8 replies
January 2022

Ceber

This public data file is indeed very useful. I would like to use the API to get the metadata records that are not included in the public data file and avoid duplicates. I guess I should pull those that are registered after “January, 7, 2021”, according to this post description? And which date field should I use? (e.g. indexed, created, deposited)

January 2022

ppolischuk

For incremental updates we recommend using the from-index-date filter. The timestamp that from-index-date filters on is guaranteed to be updated every time there is a change to metadata requiring a reindex. This way you’ll pick up updated records in addition to new records.

I’m glad to hear you find the public data file useful! We’re preparing the 2022 public data file for release soon.

2 replies
January 2022 ▶ ppolischuk

Ceber

Thanks for the reply, it is all clear now.
One last question regarding the dates. If I look for a DOI with the search engine in XML format, for instance, DOI 10.1039/d0se01062f, I can see a publication_date field (29 September 2020).

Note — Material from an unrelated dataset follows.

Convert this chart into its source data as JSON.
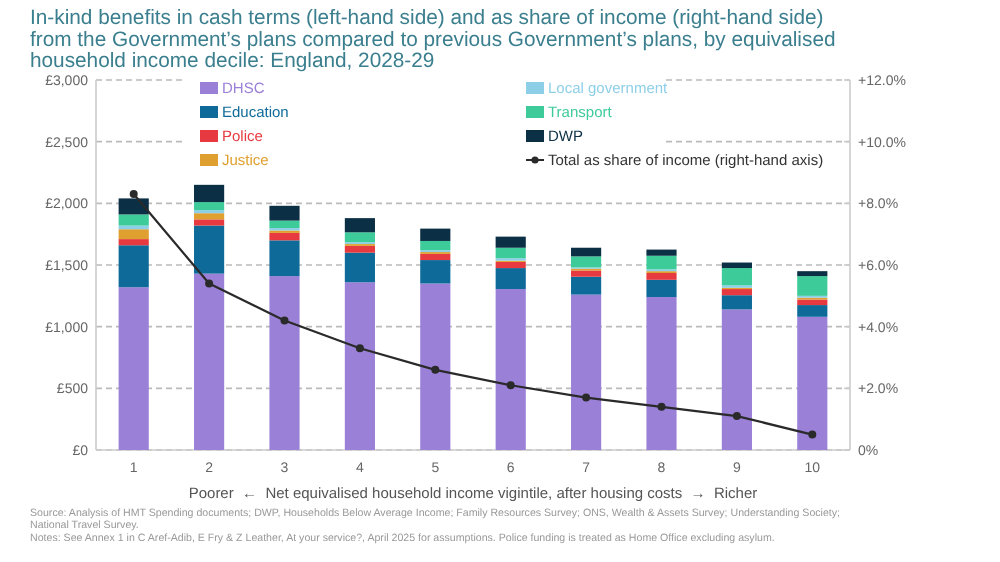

However, in the public data file, the JSON for that DOI includes several date fields like indexed, created, published-online, issued, deposited. Some of them like issued or published-online have only the year part. What is the field in the public data file JSON that should correspond to the publication date?

February 2022

AaronNGray

Hi, How do I import the crossref data dump of *.json.gz ?
Do I import it into ElasticSearch and if so how, please ?

March 2022 ▶ ppolischuk

Jens

Thank you for creating and offering this huge amount of valuable data as a downloadable set of files. Is there an update on the release date for the 2022 public data file?

March 2022

ppolischuk

Hi Jens,

We’re close. Expect an update in the next few days. We’re planning to perform a reindex to finish up a few fixes and enhancements, after which we’ll generate and publish the 2022 public date file.

May 2022

ppolischuk

The 2022 public data file is now live. Please see the blog post announcement: 2022 public data file of more than 134 million metadata records now available - Crossref

1 reply
December 2022 ▶ ppolischuk

Garry

hello I need help reading the .json.gz file from the torrents using python. Also when I try to unzip the .gz file it says it’s corrupted. Why is this?